Menschen begehen jede Art von Barbarei
"In Mexiko verschwinden viele Menschen, aus den verschiedensten Gründen. Im Roman im Zusammenhang mit der Immobilienspekulation. Das gibt es, es verschwanden Menschen, die sich geweigert haben, ihr Grundstück zu räumen. Es gibt viele Beispiele von Vorkommnissen dieser Art. Es handelt sich um Entführungen, mit vorgehaltener Waffe, durch kriminelle Elemente. Das Wort Verschwinden ist im Grunde ein Euphemismus."
Yeyo möchte die eineinhalb Millionen Euro kassieren, die Carlos Flores ihm als Gegenleistung für den Gefängnisaufenthalt seinerzeit versprochen hatte. Es wird nicht verraten, ob er sie bekommt und ob die Flores ihm tatsächlich nach dem Leben trachten. Doch so viel sei gesagt: Kaum befindet Yeyo sich wieder auf freiem Fuß, geht es ihm schlechter als im Gefängnis, und auch er selbst ändert sich, und keinesfalls zum Guten:
"In den 15 Jahren, weit entfernt von dem schändlichen Einfluss der Flores, ist er eine viel sanftere, einfachere Person.

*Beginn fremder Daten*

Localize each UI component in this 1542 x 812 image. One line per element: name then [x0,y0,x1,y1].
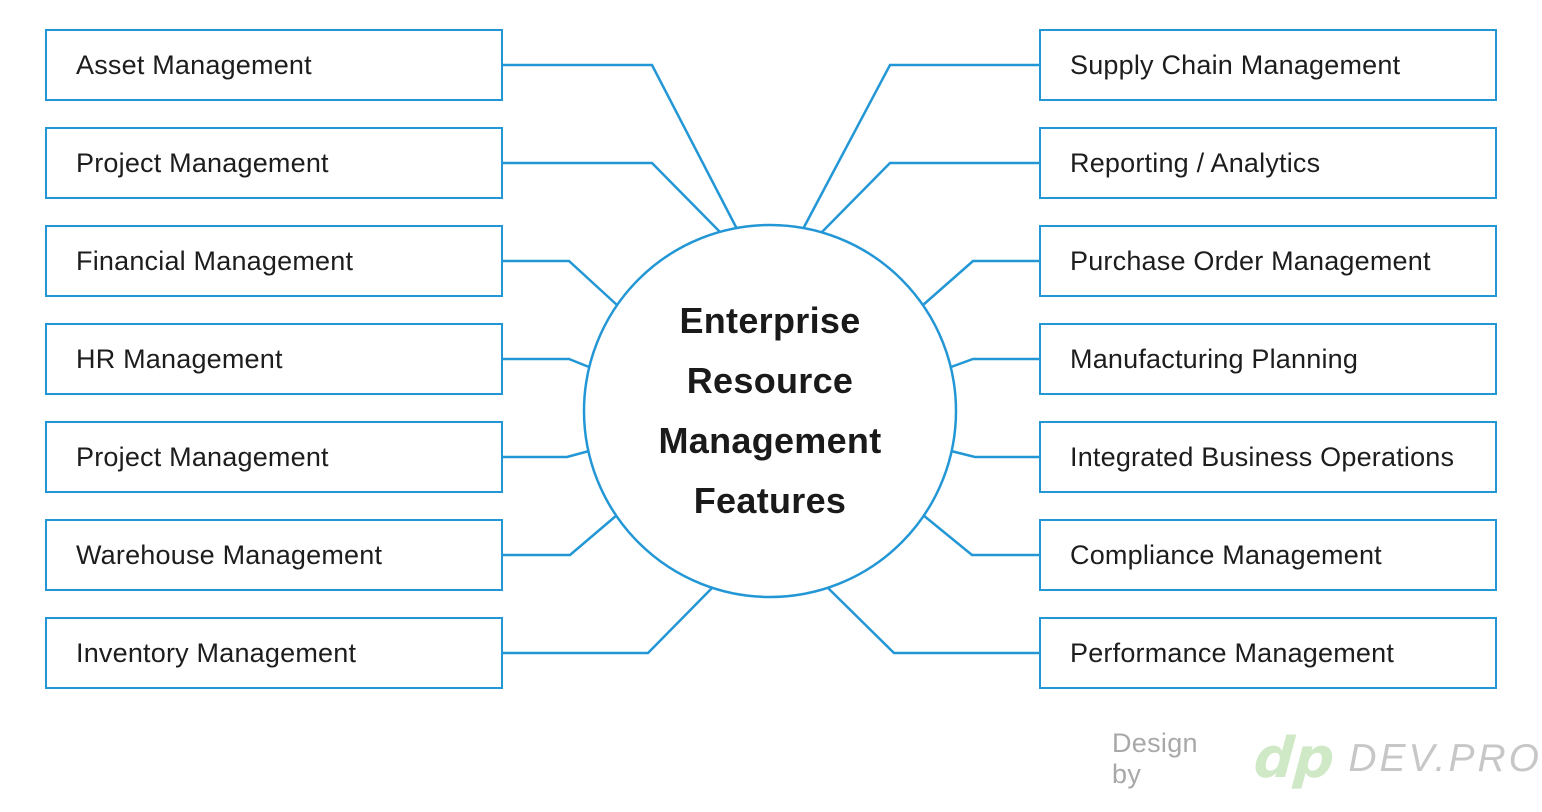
center-circle [582,223,958,599]
connector-left-project-1 [503,161,722,234]
connector-left-asset [503,63,739,230]
node-supply-chain-management: Supply Chain Management [1039,29,1497,101]
connector-left-hr [503,357,590,369]
node-financial-management: Financial Management [45,225,503,297]
connector-right-purchase-order [922,259,1039,306]
connector-right-supply-chain [801,63,1039,230]
center-title-line: Enterprise [679,300,861,341]
connector-right-compliance [922,514,1039,557]
node-compliance-management: Compliance Management [1039,519,1497,591]
connector-right-performance [826,586,1039,655]
node-manufacturing-planning: Manufacturing Planning [1039,323,1497,395]
node-purchase-order-management: Purchase Order Management [1039,225,1497,297]
center-title: Enterprise Resource Management Features [570,291,970,531]
connector-left-warehouse [503,514,618,557]
node-reporting-analytics: Reporting / Analytics [1039,127,1497,199]
node-performance-management: Performance Management [1039,617,1497,689]
devpro-dp-icon: dp [1251,726,1337,791]
connector-left-financial [503,259,618,306]
node-project-management-1: Project Management [45,127,503,199]
devpro-brand-name: DEV.PRO [1348,737,1542,780]
connector-right-reporting [820,161,1039,234]
footer-credit: Design by dp DEV.PRO [1112,726,1542,792]
connector-right-integrated [950,449,1039,459]
node-warehouse-management: Warehouse Management [45,519,503,591]
center-title-line: Management [658,420,882,461]
node-inventory-management: Inventory Management [45,617,503,689]
credit-text: Design by [1112,728,1198,789]
center-title-line: Resource [686,360,854,401]
node-asset-management: Asset Management [45,29,503,101]
node-hr-management: HR Management [45,323,503,395]
node-project-management-2: Project Management [45,421,503,493]
connector-left-project-2 [503,449,590,459]
connector-left-inventory [503,586,714,655]
connector-right-manufacturing [950,357,1039,369]
center-title-line: Features [693,480,847,521]
node-integrated-business-operations: Integrated Business Operations [1039,421,1497,493]
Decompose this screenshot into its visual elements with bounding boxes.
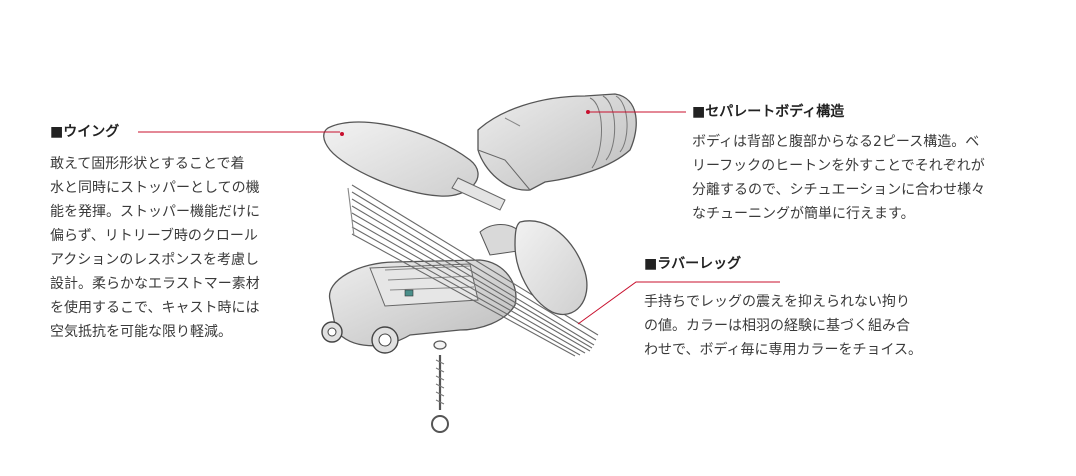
rubber-line: の値。カラーは相羽の経験に基づく組み合	[644, 314, 922, 338]
wing-heading: ■ウイング	[50, 122, 119, 142]
wing-line: を使用するこで、キャスト時には	[50, 296, 260, 320]
belly-body-part	[322, 225, 525, 354]
body-line: なチューニングが簡単に行えます。	[692, 202, 985, 226]
body-line: リーフックのヒートンを外すことでそれぞれが	[692, 154, 985, 178]
back-body-part	[478, 94, 636, 190]
wing-line: 偏らず、リトリーブ時のクロール	[50, 224, 260, 248]
wing-line: アクションのレスポンスを考慮し	[50, 248, 260, 272]
wing-line: 空気抵抗を可能な限り軽減。	[50, 320, 260, 344]
rubber-line: わせで、ボディ毎に専用カラーをチョイス。	[644, 338, 922, 362]
wing-line: 能を発揮。ストッパー機能だけに	[50, 200, 260, 224]
rubber-line: 手持ちでレッグの震えを抑えられない拘り	[644, 290, 922, 314]
wing-line: 敢えて固形形状とすることで着	[50, 152, 260, 176]
wing-line: 設計。柔らかなエラストマー素材	[50, 272, 260, 296]
body-line: ボディは背部と腹部からなる2ピース構造。ベ	[692, 130, 985, 154]
body-line: 分離するので、シチュエーションに合わせ様々	[692, 178, 985, 202]
rubber-description: 手持ちでレッグの震えを抑えられない拘り の値。カラーは相羽の経験に基づく組み合 …	[644, 290, 922, 362]
wing-description: 敢えて固形形状とすることで着 水と同時にストッパーとしての機 能を発揮。ストッパ…	[50, 152, 260, 344]
wing-line: 水と同時にストッパーとしての機	[50, 176, 260, 200]
screw-eye-part	[432, 341, 448, 432]
rubber-heading: ■ラバーレッグ	[644, 254, 741, 274]
body-description: ボディは背部と腹部からなる2ピース構造。ベ リーフックのヒートンを外すことでそれ…	[692, 130, 985, 226]
body-heading: ■セパレートボディ構造	[692, 102, 844, 122]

Obwohl er versucht, dem Einfluss zu entkommen, bringen die Umstände ihn so weit, wieder in das gleiche Spiel zu verfallen, in dem er vor seinem Gefängnisaufenthalt war: Er hat nie aufgehört, ein Angestellter der Flores zu sein. Und mir scheint, das spiegelt wieder, was im mexikanischen Alltag passiert: Die Umgebung in Mexiko ist so schrecklich, dass sie viele Menschen aller sozialen Klassen dazu bringt, jede Art von Barbarei zu begehen."
Vom sanften Gefangenen zum rücksichtslosen Mann
Die Beschreibung von Yeyos allmählicher Verwandlung vom sanften Gefangenen zum rücksichtlosen Mann zählt zu den Stärken des Romans. Der im Übrigen sehr spannend ist, weil man wissen möchte, warum sich Alicia von Yeyo hat scheiden lassen, wie genau die zwielichtigen Geschäfte aussahen, in die Carlos Flores verwickelt war, warum Menschen verschwinden mussten, warum die Polizei nichts dagegen unternommen hat und wie es zu den finanziellen Rückschlägen der Flores kam, kurz: man möchte wissen, was passiert ist, während Yeyo im Gefängnis saß. Und im Laufe des Romans wird dies auch enthüllt.
Wie fast zu erwarten, ist die Sprache des Romans dem Thema und dem Milieu entsprechend rau und oftmals sexualisiert. Frauen wie Yeyos Ex-Frau Alicia werden fast ausschließlich als Sexualobjekt gesehen:
"Die weiblichen Charaktere im Buch sehen sich fast durchgängig sexuell belästigt, verfolgt, sie müssen ständig in der Defensive sein, da sie dauernd angegangen werden von den Männern. Die mexikanische Wirklichkeit ist so. Mexiko ist ein Land, in dem man gerade erst anfängt, öffentlich über den allgegenwärtigen Machismo zu diskutieren, den es seit vielen Jahren gibt. In Mexiko war der machistische Charakter der Volkskultur fast ein Motiv für Nationalstolz."
"Die Verschwundenen" ist kein Roman für zart besaitete Leser. Er setzt da an, wo Journalisten in Mexiko aus Angst um ihr Leben meist nicht weiter recherchieren können: Er beschreibt die Verflechtung von Verbrechen, Politik, Polizei und feiner Gesellschaft. Das ist seine größte Stärke. Autor Antonio Ortuño wird noch bis Juli in Berlin bleiben. Und genießt, dass er dort keine Angst haben muss, seine Töchter könnten nicht heil von der Schule nach Hause kommen, weil jemand sie überfallen oder gar entführt hat, wie es in Mexiko inzwischen zum Alltag gehört.
Antonio Ortuño: "Die Verschwundenen"
aus dem Spanischen von Hans-Joachim Hartmann
Verlag Antje Kunstmann, München. 255 Seiten, 20 EUR.